Italian for Beginners (Italiensk for Begyndere)
Italian for Beginners is a charming if slightly twee Danish film, written and directed according to the principles of the Dogme 95 group by Lone Scherfig, about love emerging from bitterness and anger and loss among people who have been damaged by these things but who have managed nevertheless not to give in to them themselves. It therefore belongs to the category of films that I have called the therapeutic romance, like The Fisher King, Return to Me or, most recently, Tom Tykwer’s The Princess and the Warrior. To my review of the last-named I refer those interested in a more general discussion of therapeutic romance. Italian for Beginners is more of a comedy than a drama-cum-fairy-tale like Princess, but its purpose is similar in seeing love more as a route to psychic wholeness than as an end in itself.
It is also slightly off-putting in its pushing of that favorite theme of Hollywood’s, the voluntary family. Miss Scherfig says in press interview that “I think with these characters a family is being formed among them. I tend to think that as we get older, we form our own families that are of our choosing. These characters are becoming adults and forming a family among friends.” Well, if you want to look at it that way. But what it boils down to is the assertion that friends can take the place of family, which is a much more dubious proposition. As in other voluntary family movies — for instance, The Object of My Affections or Flawless — the real point of crying up friends (and lovers) as “family” is to knock down real family. Accordingly, all the family relations mentioned herein are of the most unpleasant kind.
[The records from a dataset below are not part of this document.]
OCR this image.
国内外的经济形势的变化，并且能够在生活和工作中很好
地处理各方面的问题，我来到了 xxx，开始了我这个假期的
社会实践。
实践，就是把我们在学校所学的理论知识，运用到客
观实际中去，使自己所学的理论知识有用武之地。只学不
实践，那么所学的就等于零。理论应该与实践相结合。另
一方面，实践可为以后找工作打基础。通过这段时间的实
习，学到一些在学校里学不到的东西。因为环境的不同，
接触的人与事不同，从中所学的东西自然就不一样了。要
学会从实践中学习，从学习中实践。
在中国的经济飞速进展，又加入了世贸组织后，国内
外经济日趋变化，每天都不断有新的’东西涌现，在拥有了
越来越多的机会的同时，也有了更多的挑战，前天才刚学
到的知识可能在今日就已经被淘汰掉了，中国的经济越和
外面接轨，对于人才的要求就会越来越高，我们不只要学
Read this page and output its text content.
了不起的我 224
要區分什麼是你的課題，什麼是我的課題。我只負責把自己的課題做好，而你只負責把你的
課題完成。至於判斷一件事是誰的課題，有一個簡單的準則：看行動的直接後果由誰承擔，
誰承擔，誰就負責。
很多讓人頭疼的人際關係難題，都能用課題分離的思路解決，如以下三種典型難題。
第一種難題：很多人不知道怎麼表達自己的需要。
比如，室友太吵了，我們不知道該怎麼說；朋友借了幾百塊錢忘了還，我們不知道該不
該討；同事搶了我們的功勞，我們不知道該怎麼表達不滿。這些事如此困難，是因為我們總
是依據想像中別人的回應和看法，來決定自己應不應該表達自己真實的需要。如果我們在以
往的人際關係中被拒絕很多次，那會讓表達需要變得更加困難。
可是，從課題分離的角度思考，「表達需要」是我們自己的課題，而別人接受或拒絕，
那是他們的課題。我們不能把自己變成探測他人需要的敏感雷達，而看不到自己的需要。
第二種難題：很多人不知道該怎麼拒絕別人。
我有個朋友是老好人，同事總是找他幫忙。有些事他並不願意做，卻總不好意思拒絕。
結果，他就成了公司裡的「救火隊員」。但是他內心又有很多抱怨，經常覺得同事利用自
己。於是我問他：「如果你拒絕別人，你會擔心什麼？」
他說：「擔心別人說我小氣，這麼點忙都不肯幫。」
All this by way of a moral health warning to a movie that is really quite enjoyable, partly because the dialogue, though in Danish (and Italian), is clever and funny and partly because the characters are likable. And of course we are always made happy by the pairing off of likable characters that romance generally entails. The pairings-off in this case are predictable from the beginning, but that has never been of detriment to genuine romances. That there are three of them rather than just one only adds to the pleasure, as Shakespeare would have recognized.
Andreas (Anders W. Berthelsen) is the young temporary pastor at a church where the incumbent, Pastor Wredmann (Bent Mejding), has had some kind of breakdown and appears at the back of the church during Andreas’s sermons shouting: “How primitive! God exists only as a concept!” Later we learn that both Andreas and Wredmann are recent widowers, though the latter has been driven into madness, self-pity and even atheism by his wife’s death while Andreas is trying to live a normal life and only partly succeeding. He is persuaded by Jørgen Mortensen (Peter Gantzler), the clerk at the hotel where he is staying to come and join a beginners’ Italian class as a way of meeting people, since so few people come to church.
There he encounters Olympia (Anette Støvelbæk), a sweet but hopelessly clumsy assistant in a bakery. We see something of her appalling father (Jesper Christensen), with whom she lives and for whom she cares in spite of his habitual ill-temper and abuse, and we later learn that her clumsiness is the result of fetal alcohol syndrome, an even more poisoned legacy from her maternal parent. There is also a hairdresser called Karen (Ann Eleonora Jørgensen), who has an equally appalling mother (Lene Tiemroth) and who is sweet on the young man, Halvfinn (Lars Kaalund), who takes over the Italian class when the instructor dies during a lesson. Halvfinn is a restaurant manager who is fired for insulting his customers. His assistant, Giulia (Sara Indrio Jensen), is a native Italian speaker who leaves the restaurant with him, but who is fond of his best friend, Jørgen Mortensen.
Mortensen, an awkward man with no obvious talents to recommend him, confides in both Halvfinn and the pastor, telling them he is impotent. Though Giulia, who overhears, boldly tells him that all he needs is the right girl, he can scarcely imagine that someone as young and intelligent and pretty as she could be interested in him. The insecurities of all six of the prospective lovers and, in the case of Olympia and Karen, the family background that may be supposed to have caused them, are taken out and given a good airing. Can such people ever love again? But then, with a class trip to Venice, Miss Scherfig exploits the Nordic romance with the lands of the sunny Mediterranean to awaken love all round.
There is a cute scene in which Olympia asks Karen, “What do you want for Christmas?”
Karen replies: “The salon. Then I’d be my own boss. But I’d be happy with a scarf. What do you want?”
“A husband and a home and not to have to work,” says Olympia wistfully. “Or those earrings that we saw at the mall.”
This is a film about people who learn to find happiness in small things — and then get the big things as well. As Miss Scherfig put it, “I firmly believe that people can make very simple choices — just even change a habit — and they can alter the course of their life. Many of these characters are grappling with how to overcome sorrow. The simple gesture of attending Italian class is the thing that breaks a negative cycle for them and brings them humor, and passion, and love.” We should take the film in the same spirit: as a small thing that carries within it the promise and the hope of much bigger things.